There is a golden rule which says that when the State does something to improve your lot, protect you from yourself, make sure that your children come to no harm, prevent you from getting fat (and so on and so on) the actual results will not only be unexpected, but perversely, may result in the opposite.
I'll kick off with an agricultural example from rural France. I think you will recognise that the agricultural lobby, in the West anyway, has done very well since WWII. They have enjoyed subsidies, protective tariffs, guaranteed prices, and compensation when things go wrong with their businesses.
There is one extraordinary bit of protective legislation that I know about, since it directly affected us (though we have been able to resolve it). It is an ideal illustration of the Law of Unintended Consequences.
Because farming operates on an annual cycle, farmers, reasonably enough, want as much notice as possible of changes that will affect them - like the reallocation of land they might be renting.
Now this can be safely left to the free market. People with land to let, but who are unreasonable about time frames, will find it more difficult to let that land, and will find that they can charge less for it. In like vein, farmers who are prepared to take land for one, two or three years will find more land available to them than those who are looking to tie someone into a 20 year contract.
However, in France, the State likes to protect agriculture, and this is how they have "helped" farmers in their struggle with unreasonable landlords.
First, land is now let for a minimum nine year period. That is hefty enough. However, at the end of that nine year period, the renting farmer has the option, by right, to extend the contract for a further nine years, for nine years after that, and so on to perpetuity. Which is pretty scary for the landlord.
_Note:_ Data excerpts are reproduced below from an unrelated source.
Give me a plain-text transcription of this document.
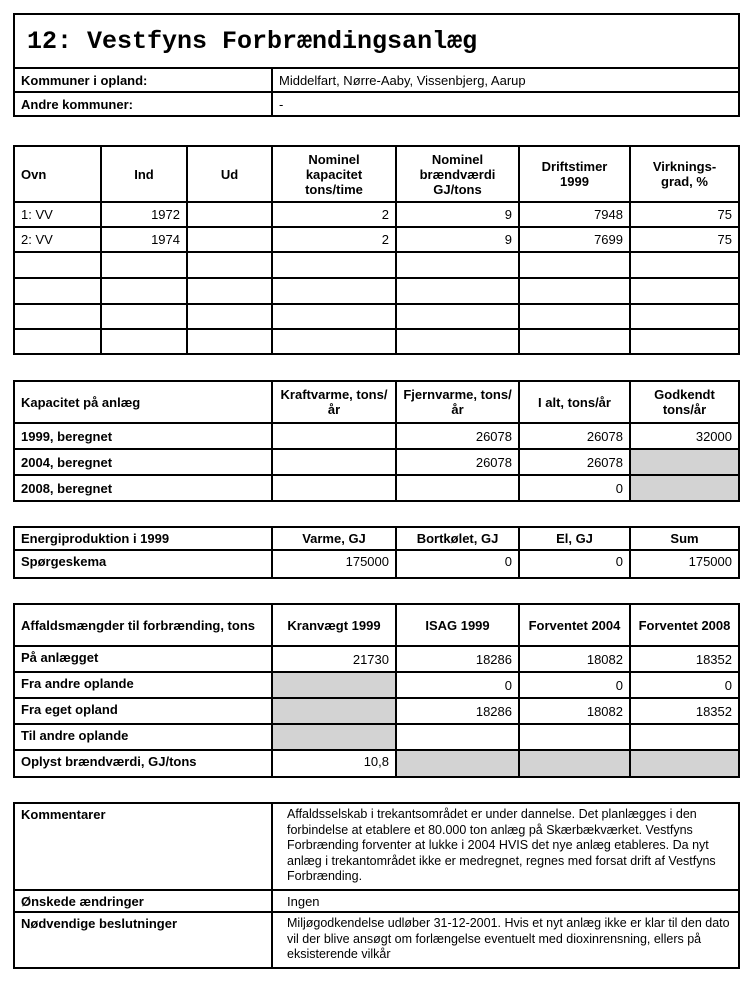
12: Vestfyns Forbrændingsanlæg	
Kommuner i opland:	Middelfart, Nørre-Aaby, Vissenbjerg, Aarup
Andre kommuner:	-
Ovn	Ind	Ud	Nominel kapacitet tons/time	Nominel brændværdi GJ/tons	Driftstimer 1999	Virknings-grad, %
1: VV	1972		2	9	7948	75
2: VV	1974		2	9	7699	75

Kapacitet på anlæg	Kraftvarme, tons/år	Fjernvarme, tons/år	I alt, tons/år	Godkendt tons/år
1999, beregnet		26078	26078	32000
2004, beregnet		26078	26078	
2008, beregnet			0	
Energiproduktion i 1999	Varme, GJ	Bortkølet, GJ	El, GJ	Sum
Spørgeskema	175000	0	0	175000
Affaldsmængder til forbrænding, tons	Kranvægt 1999	ISAG 1999	Forventet 2004	Forventet 2008
På anlægget	21730	18286	18082	18352
Fra andre oplande		0	0	0
Fra eget opland		18286	18082	18352
Til andre oplande				
Oplyst brændværdi, GJ/tons	10,8			
Kommentarer	Affaldsselskab i trekantsområdet er under dannelse. Det planlægges i den forbindelse at etablere et 80.000 ton anlæg på Skærbækværket. Vestfyns Forbrænding forventer at lukke i 2004 HVIS det nye anlæg etableres. Da nyt anlæg i trekantområdet ikke er medregnet, regnes med forsat drift af Vestfyns Forbrænding.
Ønskede ændringer	Ingen
Nødvendige beslutninger	Miljøgodkendelse udløber 31-12-2001. Hvis et nyt anlæg ikke er klar til den dato vil der blive ansøgt om forlængelse eventuelt med dioxinrensning, ellers på eksisterende vilkår
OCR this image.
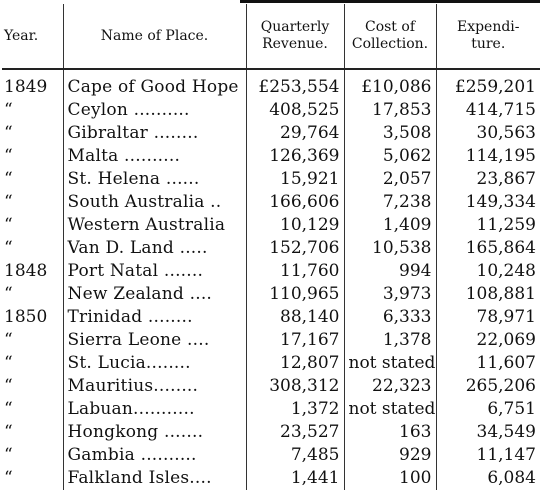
Year.	Name of Place.	Quarterly Revenue.	Cost of Collection.	Expendi- ture.
1849	Cape of Good Hope	£253,554	£10,086	£259,201
“	Ceylon ..........	408,525	17,853	414,715
“	Gibraltar ........	29,764	3,508	30,563
“	Malta ..........	126,369	5,062	114,195
“	St. Helena ......	15,921	2,057	23,867
“	South Australia ..	166,606	7,238	149,334
“	Western Australia	10,129	1,409	11,259
“	Van D. Land .....	152,706	10,538	165,864
1848	Port Natal .......	11,760	994	10,248
“	New Zealand ....	110,965	3,973	108,881
1850	Trinidad ........	88,140	6,333	78,971
“	Sierra Leone ....	17,167	1,378	22,069
“	St. Lucia........	12,807	not stated	11,607
“	Mauritius........	308,312	22,323	265,206
“	Labuan...........	1,372	not stated	6,751
“	Hongkong .......	23,527	163	34,549
“	Gambia ..........	7,485	929	11,147
“	Falkland Isles....	1,441	100	6,084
It makes no difference if the land is sold in the meantime. For a start, the farmer is protected for the nine years anyway. At the end of the nine years you, the new owner, can petition to get the land back, but if you're a townie say, you can kiss your chances goodbye. Even if you wanted to farm it, it would likely go to a tribunal that could easily rule against you. So you can end up owning, and paying taxes on, as asset that you have no reasonable chance of ever getting back.
OK, let's get to the unintended (but by now quite predictable) consequence. Farmers are kicking and screaming because they can't find land to rent. Oh, the land is there alright, and there are people who would love to rent it out. But because some functionaire can't trust two adults to work out a reasonable contract between them no one dares to let their land.
Another. What turned the British into a nation of home owners, rather than tenants (which many were happy to be)? And in the process turned them into one of the most indebted nations on earth who measure their happiness almost entirely in terms of house prices?
The desire to "protect" tenants against landlords.
This took many forms, almost all of which deterred people from letting property and so ultimately hurting the rented sector. When rents are controlled, the sector gets less profitable and shrinks. When you cannot terminate rental agreements, the sector is less attractive and shrinks. When tenants can be more easily removed from furnished properties than unfurnished ones, the unfurnished sector shrinks so you can only rent something with the cheapest and most hideous furniture imaginable (I did). All the above happened in the UK in the 60s, 70s and 80s.
I know there are unreasonable landlords, but the free market will punish them. They will find it harder to get tenants and will have to charge less for their rentals. As it happened the government played right into their hands by (unintentionally!!) shrinking the sector so that the remaining landlords had people grovelling to get a place, any place.
I confine myself to one more example, road straightening to reduce accidents. Well, you guessed it. Drivers increase their speeds which increases the accident rate, and increases the chance of fatalities among cyclists and pedestrians.
There are many other examples of the Law of Unintended Consequences, but rather than bore you I will invite you to look out for them, and maybe post them in comment form. The key characteristic almost without fail is the state doing something to protect someone, but hurting them by so doing.